Em outubro do ano passado – em meio às flagrantes manifestações político-partidárias no interior das universidades públicas em época de eleição, em meio à odiosa perseguição e pressão psicológica a que estavam submetidos professores e alunos que ousassem apoiar a candidatura de Bolsonaro –  o STF concedeu liminar (ADPF 548) para supostamente assegurar a livre manifestação do pensamento e das ideias em universidades públicas, como se não fosse justamente o patrulhamento ideológico abusivo protegido sob a alcunha de Resistência Anti-Fascista o que, naquele momento específico, configurava a censura.
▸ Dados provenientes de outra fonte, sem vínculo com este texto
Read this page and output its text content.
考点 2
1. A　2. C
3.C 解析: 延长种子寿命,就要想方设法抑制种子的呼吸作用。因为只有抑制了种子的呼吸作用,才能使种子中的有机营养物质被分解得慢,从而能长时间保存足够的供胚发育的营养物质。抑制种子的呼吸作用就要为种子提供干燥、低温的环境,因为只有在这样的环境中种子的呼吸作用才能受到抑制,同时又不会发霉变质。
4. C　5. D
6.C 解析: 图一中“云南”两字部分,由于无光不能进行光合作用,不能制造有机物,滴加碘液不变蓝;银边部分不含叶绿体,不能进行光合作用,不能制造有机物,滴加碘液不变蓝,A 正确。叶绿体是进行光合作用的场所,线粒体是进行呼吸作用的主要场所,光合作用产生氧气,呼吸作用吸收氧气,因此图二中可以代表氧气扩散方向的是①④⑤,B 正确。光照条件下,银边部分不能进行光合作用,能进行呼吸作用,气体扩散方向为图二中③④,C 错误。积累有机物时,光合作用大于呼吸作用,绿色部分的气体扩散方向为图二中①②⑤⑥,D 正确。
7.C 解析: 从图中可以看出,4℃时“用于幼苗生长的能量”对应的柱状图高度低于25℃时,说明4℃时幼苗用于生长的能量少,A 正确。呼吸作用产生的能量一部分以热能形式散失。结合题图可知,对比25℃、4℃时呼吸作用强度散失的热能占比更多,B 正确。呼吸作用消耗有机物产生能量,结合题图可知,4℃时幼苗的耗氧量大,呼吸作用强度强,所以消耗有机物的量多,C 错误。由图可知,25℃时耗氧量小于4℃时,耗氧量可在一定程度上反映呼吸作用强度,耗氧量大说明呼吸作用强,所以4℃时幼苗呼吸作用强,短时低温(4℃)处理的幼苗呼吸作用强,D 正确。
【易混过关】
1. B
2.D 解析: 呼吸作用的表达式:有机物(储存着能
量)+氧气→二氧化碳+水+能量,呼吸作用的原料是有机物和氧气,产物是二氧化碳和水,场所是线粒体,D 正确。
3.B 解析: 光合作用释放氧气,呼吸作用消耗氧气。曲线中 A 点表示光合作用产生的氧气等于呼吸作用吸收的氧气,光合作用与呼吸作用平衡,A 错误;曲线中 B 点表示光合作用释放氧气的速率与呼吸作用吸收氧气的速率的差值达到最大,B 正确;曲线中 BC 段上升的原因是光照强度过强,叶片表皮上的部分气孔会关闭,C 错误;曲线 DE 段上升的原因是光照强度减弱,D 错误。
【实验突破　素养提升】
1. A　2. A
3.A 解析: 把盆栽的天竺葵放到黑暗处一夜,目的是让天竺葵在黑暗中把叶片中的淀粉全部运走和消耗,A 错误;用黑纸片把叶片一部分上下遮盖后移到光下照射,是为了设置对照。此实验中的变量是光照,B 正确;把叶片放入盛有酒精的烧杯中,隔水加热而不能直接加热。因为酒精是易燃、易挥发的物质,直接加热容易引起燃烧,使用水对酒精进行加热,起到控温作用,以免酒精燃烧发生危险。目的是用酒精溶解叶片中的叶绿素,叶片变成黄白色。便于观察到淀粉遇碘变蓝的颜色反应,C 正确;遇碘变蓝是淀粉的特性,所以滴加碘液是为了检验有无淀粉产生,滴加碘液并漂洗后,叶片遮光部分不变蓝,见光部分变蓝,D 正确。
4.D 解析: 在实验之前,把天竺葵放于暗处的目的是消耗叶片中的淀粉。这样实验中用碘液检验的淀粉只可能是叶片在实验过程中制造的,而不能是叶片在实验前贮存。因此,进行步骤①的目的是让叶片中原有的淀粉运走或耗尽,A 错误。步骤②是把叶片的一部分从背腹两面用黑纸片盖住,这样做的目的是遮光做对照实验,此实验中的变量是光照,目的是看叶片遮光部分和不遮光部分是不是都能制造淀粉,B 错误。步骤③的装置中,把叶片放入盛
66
Eu mesma fui vítima dessa tentativa de cerceamento da liberdade de expressão e, na época, dei disso meu testemunho em artigo intitulado “Um real ambiente acadêmico e o mundo fantástico do STF”.

Pois bem, na semana passada, o STF – embora desmoralizado e votado ao descrédito perante a população brasileira – exorbitou mais uma vez as suas funções e invadiu a área de atuação do poder legislativo para resolver questões extremamente complexas em torno das quais pululam demagogia, oportunismo político e subserviência ideológica. Alegando inércia do Congresso, o PPS (Partido Popular Socialista) requereu ao STF que fixasse prazo para criminalização da homofobia e transfobia ou que tomasse para si a responsabilidade de legislar sobre o caso.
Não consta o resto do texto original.